Das Leuven-Chansonnier aus dem 15. Jahrhundert

Edle Liedersammlung im Handtaschenformat

Ein einem kleinen dunklen Rund ist ein Porträt des Komponisten gezeichnet.
Lieder von Gilles Bincois waren um 1450 äußerst beliebt und auch in dieser Sammlung zu finden. © imago images / United Archives International
Von Helga Heyder-Späth · 11.03.2020
Eine kleine handliche Liedersammlung tauchte 2014 bei einem Auktionshaus auf - eine Sensation, denn der kleine Brokatband aus dem 15. Jahrhundert vereint rund 50 Lieder der Zeit. Mit akribischer Schrift wurde eine ganz persönliche Collection zusammengestellt.
Das kleine, in Brokat gebundene Büchlein, das "Leuven-Chansonnier" wirkt auf den ersten Blick eher unscheinbar, es ist nur zurückhaltend illustriert und doch eine kleine Sensation. Denn darin finden sich 50 überwiegend weltliche Lieder berühmter franko-flämischer Musiker wie Antoine Busnoys, Johannes Ockeghem und Gilles Binchois, dazu etliche Lieder von nicht namentlich genannten Komponisten. Zwölf dieser Chansons sind Unikate.

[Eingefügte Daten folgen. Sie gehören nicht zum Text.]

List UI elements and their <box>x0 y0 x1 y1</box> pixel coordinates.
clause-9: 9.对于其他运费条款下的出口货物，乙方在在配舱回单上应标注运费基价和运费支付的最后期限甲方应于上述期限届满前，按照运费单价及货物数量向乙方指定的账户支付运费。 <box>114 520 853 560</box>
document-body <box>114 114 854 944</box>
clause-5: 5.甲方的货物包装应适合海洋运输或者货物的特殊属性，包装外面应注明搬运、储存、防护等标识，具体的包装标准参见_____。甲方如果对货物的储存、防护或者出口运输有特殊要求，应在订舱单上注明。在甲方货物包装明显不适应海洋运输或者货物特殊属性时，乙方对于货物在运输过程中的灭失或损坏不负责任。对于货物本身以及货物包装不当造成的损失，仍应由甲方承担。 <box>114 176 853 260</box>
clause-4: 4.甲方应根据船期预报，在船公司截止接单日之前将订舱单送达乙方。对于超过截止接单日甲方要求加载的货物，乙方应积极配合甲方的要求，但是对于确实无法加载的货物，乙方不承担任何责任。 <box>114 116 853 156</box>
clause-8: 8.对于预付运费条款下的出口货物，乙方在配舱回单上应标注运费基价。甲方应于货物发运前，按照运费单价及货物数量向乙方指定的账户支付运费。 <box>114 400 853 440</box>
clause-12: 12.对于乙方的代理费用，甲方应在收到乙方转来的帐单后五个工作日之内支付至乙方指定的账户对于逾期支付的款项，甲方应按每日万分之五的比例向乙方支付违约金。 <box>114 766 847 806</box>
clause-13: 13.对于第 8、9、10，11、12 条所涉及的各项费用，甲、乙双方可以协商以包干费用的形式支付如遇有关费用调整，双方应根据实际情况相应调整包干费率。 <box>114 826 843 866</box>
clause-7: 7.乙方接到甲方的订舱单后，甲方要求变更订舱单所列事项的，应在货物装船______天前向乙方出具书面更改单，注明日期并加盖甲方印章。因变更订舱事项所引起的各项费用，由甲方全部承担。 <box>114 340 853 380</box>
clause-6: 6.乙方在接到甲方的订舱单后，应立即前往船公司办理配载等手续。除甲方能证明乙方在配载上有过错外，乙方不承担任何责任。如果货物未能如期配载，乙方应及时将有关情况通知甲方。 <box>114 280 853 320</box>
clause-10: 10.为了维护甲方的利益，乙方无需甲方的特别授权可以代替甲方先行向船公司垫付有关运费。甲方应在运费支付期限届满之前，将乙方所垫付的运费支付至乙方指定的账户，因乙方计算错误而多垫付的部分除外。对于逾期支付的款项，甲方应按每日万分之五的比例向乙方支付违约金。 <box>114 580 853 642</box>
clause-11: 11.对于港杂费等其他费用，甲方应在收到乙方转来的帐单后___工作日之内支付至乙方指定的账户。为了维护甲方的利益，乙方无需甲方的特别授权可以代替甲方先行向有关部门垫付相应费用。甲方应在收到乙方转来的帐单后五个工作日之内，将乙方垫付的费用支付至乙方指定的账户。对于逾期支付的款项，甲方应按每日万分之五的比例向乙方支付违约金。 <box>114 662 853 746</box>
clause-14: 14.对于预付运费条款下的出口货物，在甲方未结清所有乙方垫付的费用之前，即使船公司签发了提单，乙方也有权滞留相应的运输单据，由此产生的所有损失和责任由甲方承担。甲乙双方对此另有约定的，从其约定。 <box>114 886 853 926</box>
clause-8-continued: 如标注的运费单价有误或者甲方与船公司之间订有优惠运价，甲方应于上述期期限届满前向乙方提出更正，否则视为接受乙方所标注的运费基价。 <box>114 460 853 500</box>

Für Mußestunden auf Reisen?

Zwischen 1470 und 1475 wurden die Lieder für das "Leuven-Chansonnier" irgendwo an der Loire zusammengetragen. Sein praktisches "Handtaschenformat" legt nahe, dass das Buch als täglicher Wegbegleiter gedacht war und die Auswahl der Lieder den individuellen Geschmack eines adeligen Herren oder vielleicht noch eher einer musikliebenden Adelsdame verrät. 2014 tauchte das "Leuven-Chansonnier" überraschend in einem Brüsseler Auktionshaus auf und wurde inzwischen wissenschaftlich aufgearbeitet. Es ist inzwischen Teil der King Baudouin Foundation.
So können wir einen sehr persönlichen Blick in ein adeliges Privatgemach des 15. Jahrhunderts werfen, in dem man sich sicher so manche Mußestunde mit den mal koketten, bisweilen auch recht frivolen Liedern versüßte.